The winter slow & quiet, but warm...the glow of the fire logs in the hearth, a bit of peanut butter whiskey sipped by the fire-pit with snow falling around us. We wore our ski gear - not on the slopes but to keep us warm in the yard. Two vaccines get emergency approval and we start to think we may get to have a Spring and Summer with others. We kept ourselves occupied with experiences through Airbnb - the virus may have kept us off of airplanes but we are able to connect with the world through zoom. We learned how to make Indian cuisine, French macaroons, Mexican Tacos, and now that I could drink again - took classes in Sake, Mezcal, Georgian Wine, and Gin cocktails.
The Spring brought us to a full year of living with the virus. Vaccines now available in limited amounts and there we see a light at the end of the tunnel, I caught up on my thank you notes - behind from Christmas and also writing to businesses in our community who by their practices - helped to keep us safe.
This year has brought up feelings of resentment and anger. The story I tell myself from the messaging I hear is that those with illness are expected to rot away, die, and let others continue their lives. That perhaps if they need a ventilator - they shouldn't even have access. The deaths of those chronically ill desired to not even count. That we live in a country that prioritizes the individual above all else - that independence allows you the right to not do basic things like wearing a mask that help to protect others. That we are incapable of sacrifice. That we have a lack of ethics and morality in our political system and government. That we shape the narrative to serve our own interests and that we learn very little from history. That we will continue to prioritize work and not the worker. I know we can do better. Resentment builds that we couldn't also make decisions based on desire rather than the necessity of safety. In these moments I breathe deeply and know that I matter, that we will do everything we can to get safely through this, and that we have a wonderful life. I have peace knowing that I brought no sickness to anyone during this time.

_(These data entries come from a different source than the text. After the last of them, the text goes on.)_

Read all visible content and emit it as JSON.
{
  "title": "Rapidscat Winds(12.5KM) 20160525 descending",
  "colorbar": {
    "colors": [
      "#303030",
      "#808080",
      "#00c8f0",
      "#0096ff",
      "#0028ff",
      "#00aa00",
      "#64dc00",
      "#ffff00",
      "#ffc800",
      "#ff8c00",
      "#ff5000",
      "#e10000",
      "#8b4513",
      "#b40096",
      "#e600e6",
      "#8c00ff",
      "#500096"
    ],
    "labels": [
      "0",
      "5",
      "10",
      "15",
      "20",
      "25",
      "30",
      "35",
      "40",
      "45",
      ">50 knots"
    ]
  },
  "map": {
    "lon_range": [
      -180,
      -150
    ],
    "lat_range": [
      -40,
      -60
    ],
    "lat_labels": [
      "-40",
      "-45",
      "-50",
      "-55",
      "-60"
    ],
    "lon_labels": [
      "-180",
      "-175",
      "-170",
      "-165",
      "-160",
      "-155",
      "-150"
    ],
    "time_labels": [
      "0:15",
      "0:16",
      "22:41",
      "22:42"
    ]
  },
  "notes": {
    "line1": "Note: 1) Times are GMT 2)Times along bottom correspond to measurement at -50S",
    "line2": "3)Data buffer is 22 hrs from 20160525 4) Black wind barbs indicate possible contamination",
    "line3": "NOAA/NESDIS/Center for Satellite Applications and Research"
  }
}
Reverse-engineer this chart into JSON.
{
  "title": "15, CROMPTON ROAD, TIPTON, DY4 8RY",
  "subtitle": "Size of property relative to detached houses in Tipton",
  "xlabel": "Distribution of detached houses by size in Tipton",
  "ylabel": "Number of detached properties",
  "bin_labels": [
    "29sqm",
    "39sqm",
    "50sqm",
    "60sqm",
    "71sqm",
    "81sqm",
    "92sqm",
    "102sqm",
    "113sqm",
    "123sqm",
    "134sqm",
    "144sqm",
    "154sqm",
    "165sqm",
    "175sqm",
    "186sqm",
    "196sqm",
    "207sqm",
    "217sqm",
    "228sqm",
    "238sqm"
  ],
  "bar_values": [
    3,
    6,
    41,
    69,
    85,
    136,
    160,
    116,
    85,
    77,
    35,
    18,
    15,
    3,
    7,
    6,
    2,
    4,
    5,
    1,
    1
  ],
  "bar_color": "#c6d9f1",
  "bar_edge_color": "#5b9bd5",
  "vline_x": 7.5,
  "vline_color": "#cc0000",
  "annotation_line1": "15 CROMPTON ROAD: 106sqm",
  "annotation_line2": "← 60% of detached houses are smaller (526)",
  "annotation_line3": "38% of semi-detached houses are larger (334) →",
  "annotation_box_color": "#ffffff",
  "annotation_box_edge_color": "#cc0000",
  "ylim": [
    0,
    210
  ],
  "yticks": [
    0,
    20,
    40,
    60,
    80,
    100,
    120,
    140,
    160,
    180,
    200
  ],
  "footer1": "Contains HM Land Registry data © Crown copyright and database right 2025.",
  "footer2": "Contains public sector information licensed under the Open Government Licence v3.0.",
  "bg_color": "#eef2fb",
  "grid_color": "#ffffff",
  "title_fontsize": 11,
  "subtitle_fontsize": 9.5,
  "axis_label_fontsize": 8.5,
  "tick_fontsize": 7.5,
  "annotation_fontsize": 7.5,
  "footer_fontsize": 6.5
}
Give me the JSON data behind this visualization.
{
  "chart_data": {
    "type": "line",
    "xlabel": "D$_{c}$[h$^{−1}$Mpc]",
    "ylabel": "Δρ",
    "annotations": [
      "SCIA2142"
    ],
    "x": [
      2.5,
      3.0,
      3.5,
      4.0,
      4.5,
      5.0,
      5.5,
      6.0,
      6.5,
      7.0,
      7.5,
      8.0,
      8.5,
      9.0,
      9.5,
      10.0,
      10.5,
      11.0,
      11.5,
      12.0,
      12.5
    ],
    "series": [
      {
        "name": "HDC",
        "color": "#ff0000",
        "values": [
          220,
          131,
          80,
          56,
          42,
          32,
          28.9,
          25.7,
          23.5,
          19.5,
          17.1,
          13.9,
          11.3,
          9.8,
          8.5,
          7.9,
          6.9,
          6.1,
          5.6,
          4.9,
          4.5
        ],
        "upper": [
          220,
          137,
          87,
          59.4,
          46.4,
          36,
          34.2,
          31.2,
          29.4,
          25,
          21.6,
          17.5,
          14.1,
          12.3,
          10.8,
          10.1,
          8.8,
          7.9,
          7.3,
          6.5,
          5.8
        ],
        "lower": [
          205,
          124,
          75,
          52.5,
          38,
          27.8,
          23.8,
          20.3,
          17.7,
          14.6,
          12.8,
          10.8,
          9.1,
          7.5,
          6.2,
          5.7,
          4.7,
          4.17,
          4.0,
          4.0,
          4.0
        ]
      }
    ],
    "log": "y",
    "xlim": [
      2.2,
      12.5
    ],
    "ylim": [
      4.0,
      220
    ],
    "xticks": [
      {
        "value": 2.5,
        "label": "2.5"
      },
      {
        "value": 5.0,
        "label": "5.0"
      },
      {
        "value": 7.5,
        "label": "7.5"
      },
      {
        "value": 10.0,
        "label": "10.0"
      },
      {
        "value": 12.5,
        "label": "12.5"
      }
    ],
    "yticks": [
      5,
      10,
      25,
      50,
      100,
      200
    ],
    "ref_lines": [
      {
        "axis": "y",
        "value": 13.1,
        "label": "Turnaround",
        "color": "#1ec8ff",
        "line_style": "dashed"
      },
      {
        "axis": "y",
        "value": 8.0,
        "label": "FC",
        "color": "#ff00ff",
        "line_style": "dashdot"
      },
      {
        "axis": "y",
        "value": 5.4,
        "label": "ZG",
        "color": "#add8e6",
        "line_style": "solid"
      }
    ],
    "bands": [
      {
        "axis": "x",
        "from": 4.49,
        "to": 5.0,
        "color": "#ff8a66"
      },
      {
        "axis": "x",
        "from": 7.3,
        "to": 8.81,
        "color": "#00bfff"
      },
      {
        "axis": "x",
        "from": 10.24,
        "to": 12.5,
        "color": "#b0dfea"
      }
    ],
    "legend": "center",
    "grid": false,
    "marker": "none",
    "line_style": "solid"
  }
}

Yet, more importantly and within my locus of control - this year has also brought peace and a slower pace of life - one I am going to have a hard time giving up. A year with my little one...a year of cuddling, of presence, connection, and growth. A year of development as a couple and as new parents. A year of new recipes that we will carry with us. A year of change, of adapting, creativity, patience, struggle, and resilience. So a choice is before us - to remember the fear, the anxiety... or something else.
I was cooking up dinner in the kitchen, the weather was warm and the door was left open - soaking up the sun. The sound of the sizzle in the skillet interrupted by sound wafting up the stairs, drawing me in. I head downstairs and see that my husband has the sound system placed and the sounds of the 1960's are pulsating through the space. He takes me in his arms and we float around the room, encompassing my pregnant belly with our embrace. We laugh with joy at this spontaneous moment of connection before I run back upstairs to check on the food on the stove, before I set off the fire alarm...again. This is what I will choose to focus on.